El padre Diego recibió al nuevo habitante ofreciendo habitación en su residencia y buscó entre sus contactos personas que pudieran brindarle un trabajo. Ramiro estaba más que agradecido con el cura y prometió donarle dinero para la misión de evangelización en las Filipinas, pues el padre mencionó que en unos meses viajaría allá para ayudar. Sin embargo, había algo que al cura le intrigaba sobre el hombre, éste tenía cubierta sus manos con finos guantes y por nada se los descubría. No restó más importancia al asunto y coincidía con algunos de que posiblemente tenía alguna enfermedad o deformidad.

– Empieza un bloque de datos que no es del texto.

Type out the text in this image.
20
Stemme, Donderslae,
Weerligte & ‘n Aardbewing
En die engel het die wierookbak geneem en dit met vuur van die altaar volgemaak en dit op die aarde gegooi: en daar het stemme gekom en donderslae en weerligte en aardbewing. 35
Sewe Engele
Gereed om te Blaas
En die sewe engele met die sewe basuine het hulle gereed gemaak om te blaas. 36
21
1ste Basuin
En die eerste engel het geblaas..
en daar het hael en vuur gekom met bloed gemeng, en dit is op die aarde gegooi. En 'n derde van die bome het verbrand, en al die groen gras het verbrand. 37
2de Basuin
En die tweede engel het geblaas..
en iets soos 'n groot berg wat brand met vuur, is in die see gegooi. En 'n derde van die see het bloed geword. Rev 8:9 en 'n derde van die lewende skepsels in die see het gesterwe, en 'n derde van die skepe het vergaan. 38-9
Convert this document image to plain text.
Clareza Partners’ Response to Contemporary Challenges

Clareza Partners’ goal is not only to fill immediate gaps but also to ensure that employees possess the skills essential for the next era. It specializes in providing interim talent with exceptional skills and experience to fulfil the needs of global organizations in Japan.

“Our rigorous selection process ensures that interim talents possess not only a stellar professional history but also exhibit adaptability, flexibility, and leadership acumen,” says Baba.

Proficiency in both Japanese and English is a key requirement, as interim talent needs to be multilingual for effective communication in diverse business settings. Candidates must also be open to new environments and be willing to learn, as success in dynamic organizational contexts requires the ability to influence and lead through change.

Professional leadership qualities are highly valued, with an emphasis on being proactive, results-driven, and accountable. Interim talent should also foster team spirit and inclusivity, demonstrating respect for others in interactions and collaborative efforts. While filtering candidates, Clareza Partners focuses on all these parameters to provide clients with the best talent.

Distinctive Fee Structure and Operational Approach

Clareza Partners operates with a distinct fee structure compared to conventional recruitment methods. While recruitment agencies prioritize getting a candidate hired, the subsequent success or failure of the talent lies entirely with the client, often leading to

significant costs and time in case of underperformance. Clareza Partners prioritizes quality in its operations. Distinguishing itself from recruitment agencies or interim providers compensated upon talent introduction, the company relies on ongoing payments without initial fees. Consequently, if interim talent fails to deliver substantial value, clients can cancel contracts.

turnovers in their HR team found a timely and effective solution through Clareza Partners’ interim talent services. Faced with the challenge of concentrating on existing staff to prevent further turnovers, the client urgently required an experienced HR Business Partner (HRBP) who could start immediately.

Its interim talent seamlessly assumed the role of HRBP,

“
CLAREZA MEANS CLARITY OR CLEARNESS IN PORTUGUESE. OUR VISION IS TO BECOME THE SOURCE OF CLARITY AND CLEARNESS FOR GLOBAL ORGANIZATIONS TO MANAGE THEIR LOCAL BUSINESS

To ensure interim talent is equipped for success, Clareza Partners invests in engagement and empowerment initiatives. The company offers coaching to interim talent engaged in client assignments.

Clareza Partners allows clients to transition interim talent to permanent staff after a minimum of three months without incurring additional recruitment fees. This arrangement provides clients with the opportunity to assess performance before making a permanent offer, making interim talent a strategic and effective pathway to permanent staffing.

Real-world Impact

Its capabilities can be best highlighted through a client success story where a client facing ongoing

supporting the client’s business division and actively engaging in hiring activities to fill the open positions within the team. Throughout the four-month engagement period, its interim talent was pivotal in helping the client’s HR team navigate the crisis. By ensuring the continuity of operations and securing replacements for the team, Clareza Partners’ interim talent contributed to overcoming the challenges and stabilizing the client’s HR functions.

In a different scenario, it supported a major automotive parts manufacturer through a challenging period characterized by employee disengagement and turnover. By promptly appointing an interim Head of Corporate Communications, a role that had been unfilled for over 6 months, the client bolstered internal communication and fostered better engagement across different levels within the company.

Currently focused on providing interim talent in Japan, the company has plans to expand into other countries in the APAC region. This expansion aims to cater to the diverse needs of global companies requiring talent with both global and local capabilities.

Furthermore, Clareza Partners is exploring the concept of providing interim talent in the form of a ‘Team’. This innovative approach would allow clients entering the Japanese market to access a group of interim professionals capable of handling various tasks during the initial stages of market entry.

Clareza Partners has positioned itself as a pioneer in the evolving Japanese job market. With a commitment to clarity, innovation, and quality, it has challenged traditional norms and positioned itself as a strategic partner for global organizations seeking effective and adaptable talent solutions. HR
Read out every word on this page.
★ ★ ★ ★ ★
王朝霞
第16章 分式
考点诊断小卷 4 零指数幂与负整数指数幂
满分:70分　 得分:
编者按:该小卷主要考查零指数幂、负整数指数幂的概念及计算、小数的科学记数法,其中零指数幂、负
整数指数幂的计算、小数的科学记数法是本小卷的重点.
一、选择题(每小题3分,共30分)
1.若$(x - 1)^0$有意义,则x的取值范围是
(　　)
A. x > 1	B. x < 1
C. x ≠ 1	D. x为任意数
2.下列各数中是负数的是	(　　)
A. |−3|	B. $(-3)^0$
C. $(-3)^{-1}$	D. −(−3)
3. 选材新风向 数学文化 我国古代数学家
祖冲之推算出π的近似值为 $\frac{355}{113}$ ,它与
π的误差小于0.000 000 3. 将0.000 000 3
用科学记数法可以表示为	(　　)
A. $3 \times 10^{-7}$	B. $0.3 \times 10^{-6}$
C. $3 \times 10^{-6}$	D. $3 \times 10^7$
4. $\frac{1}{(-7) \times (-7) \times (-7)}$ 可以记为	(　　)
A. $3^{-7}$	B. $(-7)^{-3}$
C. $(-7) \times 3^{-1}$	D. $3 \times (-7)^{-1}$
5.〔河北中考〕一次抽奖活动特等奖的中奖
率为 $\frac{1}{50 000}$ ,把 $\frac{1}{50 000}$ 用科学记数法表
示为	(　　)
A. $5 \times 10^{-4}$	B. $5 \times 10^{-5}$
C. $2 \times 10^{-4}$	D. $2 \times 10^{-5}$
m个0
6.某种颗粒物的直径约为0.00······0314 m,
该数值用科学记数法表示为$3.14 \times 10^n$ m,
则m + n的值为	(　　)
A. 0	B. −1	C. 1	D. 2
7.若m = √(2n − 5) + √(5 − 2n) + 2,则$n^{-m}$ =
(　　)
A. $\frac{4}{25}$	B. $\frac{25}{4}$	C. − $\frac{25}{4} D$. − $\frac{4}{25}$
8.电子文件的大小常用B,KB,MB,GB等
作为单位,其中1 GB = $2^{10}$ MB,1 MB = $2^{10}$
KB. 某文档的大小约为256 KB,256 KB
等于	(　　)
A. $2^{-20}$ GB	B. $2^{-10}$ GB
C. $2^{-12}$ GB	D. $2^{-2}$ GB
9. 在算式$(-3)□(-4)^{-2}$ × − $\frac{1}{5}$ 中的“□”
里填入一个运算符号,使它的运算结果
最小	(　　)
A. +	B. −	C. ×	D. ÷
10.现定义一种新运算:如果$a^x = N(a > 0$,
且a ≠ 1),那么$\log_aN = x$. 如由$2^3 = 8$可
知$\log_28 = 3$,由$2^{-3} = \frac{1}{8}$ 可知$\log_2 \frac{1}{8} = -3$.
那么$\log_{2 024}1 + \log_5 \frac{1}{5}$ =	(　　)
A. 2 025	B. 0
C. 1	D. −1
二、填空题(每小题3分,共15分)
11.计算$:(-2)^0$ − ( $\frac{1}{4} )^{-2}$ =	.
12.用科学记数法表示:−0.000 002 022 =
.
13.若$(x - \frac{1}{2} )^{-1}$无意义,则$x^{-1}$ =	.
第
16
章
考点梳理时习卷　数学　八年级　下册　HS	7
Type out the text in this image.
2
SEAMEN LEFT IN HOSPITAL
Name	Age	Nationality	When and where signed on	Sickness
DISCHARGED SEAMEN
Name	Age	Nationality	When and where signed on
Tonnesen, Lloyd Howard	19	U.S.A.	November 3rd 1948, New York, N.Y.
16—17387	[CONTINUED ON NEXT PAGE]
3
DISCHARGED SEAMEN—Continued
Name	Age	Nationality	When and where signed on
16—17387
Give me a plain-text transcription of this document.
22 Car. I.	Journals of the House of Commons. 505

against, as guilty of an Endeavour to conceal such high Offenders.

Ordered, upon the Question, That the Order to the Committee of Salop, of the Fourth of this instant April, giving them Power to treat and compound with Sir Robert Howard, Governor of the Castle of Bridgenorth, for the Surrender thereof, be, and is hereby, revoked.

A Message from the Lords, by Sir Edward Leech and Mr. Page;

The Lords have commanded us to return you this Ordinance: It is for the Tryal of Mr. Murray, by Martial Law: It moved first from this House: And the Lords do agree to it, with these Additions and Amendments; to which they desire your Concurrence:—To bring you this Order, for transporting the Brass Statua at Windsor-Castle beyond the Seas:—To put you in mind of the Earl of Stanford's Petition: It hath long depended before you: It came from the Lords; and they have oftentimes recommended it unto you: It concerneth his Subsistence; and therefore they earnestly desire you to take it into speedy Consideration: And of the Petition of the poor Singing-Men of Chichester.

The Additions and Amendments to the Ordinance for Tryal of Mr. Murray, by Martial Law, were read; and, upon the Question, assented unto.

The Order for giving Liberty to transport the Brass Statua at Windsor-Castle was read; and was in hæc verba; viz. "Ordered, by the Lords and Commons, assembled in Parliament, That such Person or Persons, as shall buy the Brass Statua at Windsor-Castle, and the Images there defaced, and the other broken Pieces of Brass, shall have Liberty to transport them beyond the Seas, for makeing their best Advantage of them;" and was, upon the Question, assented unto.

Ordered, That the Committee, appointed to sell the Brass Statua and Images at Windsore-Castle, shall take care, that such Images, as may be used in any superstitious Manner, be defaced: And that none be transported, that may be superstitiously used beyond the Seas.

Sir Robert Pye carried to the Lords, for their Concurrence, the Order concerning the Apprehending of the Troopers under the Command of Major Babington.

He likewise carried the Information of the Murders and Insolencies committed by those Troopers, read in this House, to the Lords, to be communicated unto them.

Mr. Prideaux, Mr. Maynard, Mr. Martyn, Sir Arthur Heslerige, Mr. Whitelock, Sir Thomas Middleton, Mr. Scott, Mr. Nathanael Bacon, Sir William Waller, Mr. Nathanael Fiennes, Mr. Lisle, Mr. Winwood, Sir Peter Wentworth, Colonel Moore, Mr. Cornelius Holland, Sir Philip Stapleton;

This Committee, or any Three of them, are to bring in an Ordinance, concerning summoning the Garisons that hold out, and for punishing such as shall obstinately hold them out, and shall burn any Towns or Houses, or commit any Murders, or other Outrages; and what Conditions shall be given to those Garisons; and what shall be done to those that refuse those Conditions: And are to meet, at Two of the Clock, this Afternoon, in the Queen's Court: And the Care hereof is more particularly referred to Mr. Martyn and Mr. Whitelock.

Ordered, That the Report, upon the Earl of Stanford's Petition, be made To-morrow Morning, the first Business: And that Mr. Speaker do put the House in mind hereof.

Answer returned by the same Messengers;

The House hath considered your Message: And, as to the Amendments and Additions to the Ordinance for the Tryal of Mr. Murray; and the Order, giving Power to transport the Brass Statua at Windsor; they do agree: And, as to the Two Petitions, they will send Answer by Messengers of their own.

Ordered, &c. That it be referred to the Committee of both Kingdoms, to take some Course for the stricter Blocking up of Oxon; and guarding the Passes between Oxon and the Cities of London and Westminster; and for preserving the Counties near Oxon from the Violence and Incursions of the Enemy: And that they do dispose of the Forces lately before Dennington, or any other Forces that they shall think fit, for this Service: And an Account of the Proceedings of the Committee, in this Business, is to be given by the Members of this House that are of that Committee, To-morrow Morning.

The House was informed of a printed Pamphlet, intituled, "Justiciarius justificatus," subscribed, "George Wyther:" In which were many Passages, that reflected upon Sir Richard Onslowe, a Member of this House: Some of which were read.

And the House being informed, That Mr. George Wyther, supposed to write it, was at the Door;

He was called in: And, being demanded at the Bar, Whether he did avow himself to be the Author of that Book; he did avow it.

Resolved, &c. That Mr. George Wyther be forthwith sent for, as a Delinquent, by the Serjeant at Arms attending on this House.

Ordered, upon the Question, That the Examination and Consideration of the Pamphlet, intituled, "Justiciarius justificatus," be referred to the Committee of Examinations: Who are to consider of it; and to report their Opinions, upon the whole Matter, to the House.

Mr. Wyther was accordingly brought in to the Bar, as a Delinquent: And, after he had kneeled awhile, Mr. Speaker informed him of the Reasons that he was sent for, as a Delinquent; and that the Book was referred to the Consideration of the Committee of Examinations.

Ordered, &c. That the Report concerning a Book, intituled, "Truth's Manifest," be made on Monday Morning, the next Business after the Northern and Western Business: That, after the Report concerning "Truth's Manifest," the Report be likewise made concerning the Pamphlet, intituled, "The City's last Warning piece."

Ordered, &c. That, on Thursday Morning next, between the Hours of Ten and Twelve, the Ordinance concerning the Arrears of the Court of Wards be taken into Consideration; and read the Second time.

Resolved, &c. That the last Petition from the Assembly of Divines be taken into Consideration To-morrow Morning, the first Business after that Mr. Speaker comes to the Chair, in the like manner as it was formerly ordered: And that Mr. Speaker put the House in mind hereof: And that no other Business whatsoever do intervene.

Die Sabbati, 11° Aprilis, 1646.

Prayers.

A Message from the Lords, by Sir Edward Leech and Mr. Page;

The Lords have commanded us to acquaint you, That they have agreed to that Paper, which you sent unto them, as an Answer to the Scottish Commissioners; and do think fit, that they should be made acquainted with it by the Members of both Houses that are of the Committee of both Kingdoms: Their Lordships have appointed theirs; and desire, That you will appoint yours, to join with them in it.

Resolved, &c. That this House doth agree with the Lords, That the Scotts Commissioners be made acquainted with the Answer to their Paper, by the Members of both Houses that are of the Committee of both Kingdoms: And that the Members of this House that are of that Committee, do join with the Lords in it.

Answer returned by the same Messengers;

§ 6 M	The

Desde que Ramiro llegó a su hogar, un terrible presagio perseguía al cura: cada noche en sus plegarias una diabólica visión se le aparecía, se trataba de una mujer semidesnuda que intentaba seducirlo. Rezaba implorando a Dios que hiciera desaparecer la endiablada aparición. Por un momento pensó que se volvía loco, sin embargo su fe en el Señor le hizo pensar que mas bien el Demonio quería tentarlo. Se trataba de alguna prueba y se mantenía en sus oraciones.
Cada noche se repetía el tormento, pero él reforzaba su firmeza mediante plegarias y rodeaba las cuentas de su inseparable rosario. Había ocasiones que en lugar de la mujer, aparecía vino y monedas de oro en su habitación, el padre Diego rechazaba las visiones y estas desaparecían. Sin lugar a dudas, el Demonio quería tentarlo, especialmente por ser un hombre devoto de Dios y un alma caritativa con el prójimo. Pensó que Satanás anhelaba precisamente ese tipo de humanos en el averno, los criminales no necesitaban ser corrompidos por él, se entregaban por cuenta propia a sus bajas pasiones. Luzbel quería personas devotas para torturarlas.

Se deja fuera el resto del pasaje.